It’s been little more than two years since Glass Axis moved its studio from Grandview Heights to Franklinton and already the venerable studio has become a staple of the burgeoning arts scene in on the west bank of the Scioto River.
The studio has become a fixture on the gallery and arts crawl every second Friday of the month for the Franklinton Fridays.
Erinn Bessler, a studio artist who also manages the gallery and office, said guests are treated to either an artist talk or glass-blowing demonstrations during the Friday monthly events.
“Folks are welcome to stop in and watch,” she said. “Glass blowing has a magical quality to it.”
When the studio began considering relocation, members and trustees heeded the call of city planners who were eager to attract artists and the creative class to the vacant primarily industrial spaces in the eastern part of the Franklinton neighborhood.
“Columbus has been trying to revitalize Franklinton and are making a movement to make this an arts district, so when we found this great space down here it just seemed like the perfect place,” Bessler said.
Serendipitously, she added, the owners of the property housing the studio at 610 W. Town St. are firefighters.
Educating studio visitors is the organization’s primary mission and it takes seriously this aim.
“We find that offering these First Experience workshops and in-person demonstrations help people understand how much training, how much skill goes into making a glass kitchen cup,” Bessler said. “And when they stop to think about, ‘oh, these furnaces are enormous and are consuming lots of utilities,’ they can put it together that there’s a lot going into that $25 cup.”
A big difference from the mechanically produced glass sold at Walmart for only $2, she added.
One of the most surprising concepts studio guests typically walk away with, Bessler noted, is that handmade was the norm for the greater part of the medium’s history.
“People are really surprised to see it done by hand and, then, when we start talking about the history of glass and explaining to them that 150 years ago everything glass was made by hand using these processes — that’s usually a mind blowing concept,” she said. “Every light bulb was handblown; every window pane was hand blown.

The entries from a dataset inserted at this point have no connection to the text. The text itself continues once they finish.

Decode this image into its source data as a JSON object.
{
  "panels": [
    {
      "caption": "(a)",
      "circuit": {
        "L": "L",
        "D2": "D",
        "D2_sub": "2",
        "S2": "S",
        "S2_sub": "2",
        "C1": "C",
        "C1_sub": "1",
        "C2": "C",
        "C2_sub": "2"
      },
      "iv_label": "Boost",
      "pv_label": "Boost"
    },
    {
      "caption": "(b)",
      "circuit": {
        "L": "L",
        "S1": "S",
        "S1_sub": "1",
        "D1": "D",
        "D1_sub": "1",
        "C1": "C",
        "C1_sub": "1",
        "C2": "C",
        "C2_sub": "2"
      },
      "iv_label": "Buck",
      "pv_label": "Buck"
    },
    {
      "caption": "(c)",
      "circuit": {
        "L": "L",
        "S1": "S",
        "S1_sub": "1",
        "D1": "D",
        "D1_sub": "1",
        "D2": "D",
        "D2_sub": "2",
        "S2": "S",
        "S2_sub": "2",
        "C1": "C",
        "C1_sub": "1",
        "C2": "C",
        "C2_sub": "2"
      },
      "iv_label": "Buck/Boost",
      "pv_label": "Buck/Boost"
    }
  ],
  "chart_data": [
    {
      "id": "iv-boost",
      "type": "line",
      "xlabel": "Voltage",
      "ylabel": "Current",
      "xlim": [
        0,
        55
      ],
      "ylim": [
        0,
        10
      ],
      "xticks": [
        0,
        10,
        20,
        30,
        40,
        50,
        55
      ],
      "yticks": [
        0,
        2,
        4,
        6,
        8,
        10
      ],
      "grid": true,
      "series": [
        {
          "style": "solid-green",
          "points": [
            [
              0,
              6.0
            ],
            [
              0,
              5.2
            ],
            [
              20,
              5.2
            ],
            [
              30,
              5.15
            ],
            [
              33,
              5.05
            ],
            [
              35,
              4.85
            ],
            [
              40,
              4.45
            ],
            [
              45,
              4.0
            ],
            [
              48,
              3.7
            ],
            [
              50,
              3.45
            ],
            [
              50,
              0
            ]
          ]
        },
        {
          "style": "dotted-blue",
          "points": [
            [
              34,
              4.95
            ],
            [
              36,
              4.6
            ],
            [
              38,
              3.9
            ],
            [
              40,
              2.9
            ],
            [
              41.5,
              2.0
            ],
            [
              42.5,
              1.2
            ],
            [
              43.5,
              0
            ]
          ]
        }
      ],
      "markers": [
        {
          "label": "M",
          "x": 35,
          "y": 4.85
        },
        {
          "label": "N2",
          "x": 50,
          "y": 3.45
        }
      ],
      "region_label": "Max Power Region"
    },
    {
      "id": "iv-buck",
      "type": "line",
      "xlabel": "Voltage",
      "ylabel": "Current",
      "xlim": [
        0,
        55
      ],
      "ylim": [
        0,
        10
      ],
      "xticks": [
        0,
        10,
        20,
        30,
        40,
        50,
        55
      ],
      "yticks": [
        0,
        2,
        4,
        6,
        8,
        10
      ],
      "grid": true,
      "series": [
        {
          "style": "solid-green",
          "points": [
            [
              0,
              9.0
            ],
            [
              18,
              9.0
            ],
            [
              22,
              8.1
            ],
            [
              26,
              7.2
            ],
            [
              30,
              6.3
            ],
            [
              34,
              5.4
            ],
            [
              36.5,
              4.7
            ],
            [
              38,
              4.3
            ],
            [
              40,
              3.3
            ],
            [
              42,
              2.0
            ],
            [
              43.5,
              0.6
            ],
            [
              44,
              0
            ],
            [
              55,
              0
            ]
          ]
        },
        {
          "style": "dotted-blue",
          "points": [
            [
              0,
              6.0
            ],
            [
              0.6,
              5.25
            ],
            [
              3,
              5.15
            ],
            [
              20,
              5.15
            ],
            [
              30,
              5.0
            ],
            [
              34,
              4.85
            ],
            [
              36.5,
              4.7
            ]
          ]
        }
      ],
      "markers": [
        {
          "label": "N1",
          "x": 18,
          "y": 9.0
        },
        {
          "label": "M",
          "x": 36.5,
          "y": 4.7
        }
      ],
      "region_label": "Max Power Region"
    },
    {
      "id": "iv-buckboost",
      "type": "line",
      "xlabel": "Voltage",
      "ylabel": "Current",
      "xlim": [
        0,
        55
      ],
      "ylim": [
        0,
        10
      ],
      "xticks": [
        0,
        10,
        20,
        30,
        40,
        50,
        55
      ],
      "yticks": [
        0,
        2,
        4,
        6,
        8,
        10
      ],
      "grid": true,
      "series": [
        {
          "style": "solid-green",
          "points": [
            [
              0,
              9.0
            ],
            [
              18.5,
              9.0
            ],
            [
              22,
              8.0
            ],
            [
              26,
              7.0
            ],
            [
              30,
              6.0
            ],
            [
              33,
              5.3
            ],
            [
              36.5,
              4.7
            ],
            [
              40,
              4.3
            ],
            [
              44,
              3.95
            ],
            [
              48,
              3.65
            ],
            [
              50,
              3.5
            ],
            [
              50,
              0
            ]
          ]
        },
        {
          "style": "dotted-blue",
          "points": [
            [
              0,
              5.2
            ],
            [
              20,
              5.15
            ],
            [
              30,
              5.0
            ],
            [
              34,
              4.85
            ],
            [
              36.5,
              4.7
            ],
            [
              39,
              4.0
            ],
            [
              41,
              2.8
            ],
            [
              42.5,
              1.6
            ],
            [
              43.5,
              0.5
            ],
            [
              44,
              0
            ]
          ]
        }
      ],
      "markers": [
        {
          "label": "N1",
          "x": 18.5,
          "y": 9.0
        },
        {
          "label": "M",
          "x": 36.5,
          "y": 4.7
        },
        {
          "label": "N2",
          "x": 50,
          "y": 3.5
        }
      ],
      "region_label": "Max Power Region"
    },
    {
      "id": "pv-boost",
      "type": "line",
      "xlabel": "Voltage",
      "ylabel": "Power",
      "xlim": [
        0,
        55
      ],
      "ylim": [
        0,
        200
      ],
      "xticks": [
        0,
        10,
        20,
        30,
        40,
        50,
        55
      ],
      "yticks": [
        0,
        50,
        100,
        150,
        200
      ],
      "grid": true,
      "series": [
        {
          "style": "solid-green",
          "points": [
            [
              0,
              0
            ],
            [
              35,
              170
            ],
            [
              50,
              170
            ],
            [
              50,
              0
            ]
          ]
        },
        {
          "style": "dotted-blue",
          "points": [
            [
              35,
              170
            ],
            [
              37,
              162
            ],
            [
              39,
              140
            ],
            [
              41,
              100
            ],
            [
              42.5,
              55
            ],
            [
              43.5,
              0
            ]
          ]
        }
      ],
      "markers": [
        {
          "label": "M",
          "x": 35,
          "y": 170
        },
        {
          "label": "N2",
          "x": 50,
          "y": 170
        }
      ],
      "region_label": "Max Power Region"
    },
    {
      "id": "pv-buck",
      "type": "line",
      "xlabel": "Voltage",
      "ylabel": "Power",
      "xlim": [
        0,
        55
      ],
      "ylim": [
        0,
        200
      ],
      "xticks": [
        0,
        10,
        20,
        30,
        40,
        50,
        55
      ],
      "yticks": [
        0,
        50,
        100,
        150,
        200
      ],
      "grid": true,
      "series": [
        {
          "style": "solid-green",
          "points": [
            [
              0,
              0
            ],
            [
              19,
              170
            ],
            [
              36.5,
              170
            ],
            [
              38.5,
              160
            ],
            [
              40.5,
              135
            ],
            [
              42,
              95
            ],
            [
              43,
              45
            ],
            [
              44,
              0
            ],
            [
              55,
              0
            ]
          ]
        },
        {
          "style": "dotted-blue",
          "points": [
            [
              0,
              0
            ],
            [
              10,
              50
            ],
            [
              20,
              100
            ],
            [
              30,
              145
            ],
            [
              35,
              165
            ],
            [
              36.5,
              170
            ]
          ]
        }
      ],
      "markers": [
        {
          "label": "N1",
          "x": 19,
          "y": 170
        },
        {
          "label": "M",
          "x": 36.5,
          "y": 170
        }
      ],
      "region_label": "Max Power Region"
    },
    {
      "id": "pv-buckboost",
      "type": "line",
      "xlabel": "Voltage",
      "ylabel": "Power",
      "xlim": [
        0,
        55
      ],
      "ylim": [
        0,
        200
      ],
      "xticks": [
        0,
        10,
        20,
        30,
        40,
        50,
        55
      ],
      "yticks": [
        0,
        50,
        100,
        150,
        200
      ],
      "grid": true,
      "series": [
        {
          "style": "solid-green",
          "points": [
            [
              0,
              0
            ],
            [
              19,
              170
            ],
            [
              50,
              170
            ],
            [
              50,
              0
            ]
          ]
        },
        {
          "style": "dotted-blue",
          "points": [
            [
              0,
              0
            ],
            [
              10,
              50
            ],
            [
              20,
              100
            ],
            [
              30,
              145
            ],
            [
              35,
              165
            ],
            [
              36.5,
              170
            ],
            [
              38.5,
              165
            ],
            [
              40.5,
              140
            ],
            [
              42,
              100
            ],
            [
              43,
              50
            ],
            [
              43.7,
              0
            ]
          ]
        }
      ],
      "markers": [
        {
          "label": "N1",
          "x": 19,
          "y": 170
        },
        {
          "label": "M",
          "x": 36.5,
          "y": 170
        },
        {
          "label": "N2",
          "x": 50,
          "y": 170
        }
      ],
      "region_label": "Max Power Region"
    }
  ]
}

“That’s usually a fascinating idea for people to ponder.”
Bessler compares the process to the same artistic preparation musicians and dancers undertake.
“It’s a very process oriented,” she said. “With most glass blowing, you’re either working with a partner or a team, so all of you have to be on the same page and coordinated.”
There’s no putting down the brush and palette, taking a break or fixing mistakes.
“Glass blowing is much more like, you get one shot from start to finish,” Bessler continued. “If it didn’t go right, you do it again from start to finish.”
In just a week-and-a-half, the studio marks its 30th anniversary with an annual fundraiser and ’80s themed party.
Glassquerade 2017 is expected to transport party-goers back to the time period of the studio’s founding.
Bessler said the studio has booked local favorite The Reaganomics for the event, which is expected to culminate in a glass fashion show.
Tickets are still available at the studio’s website at glassaxis.org.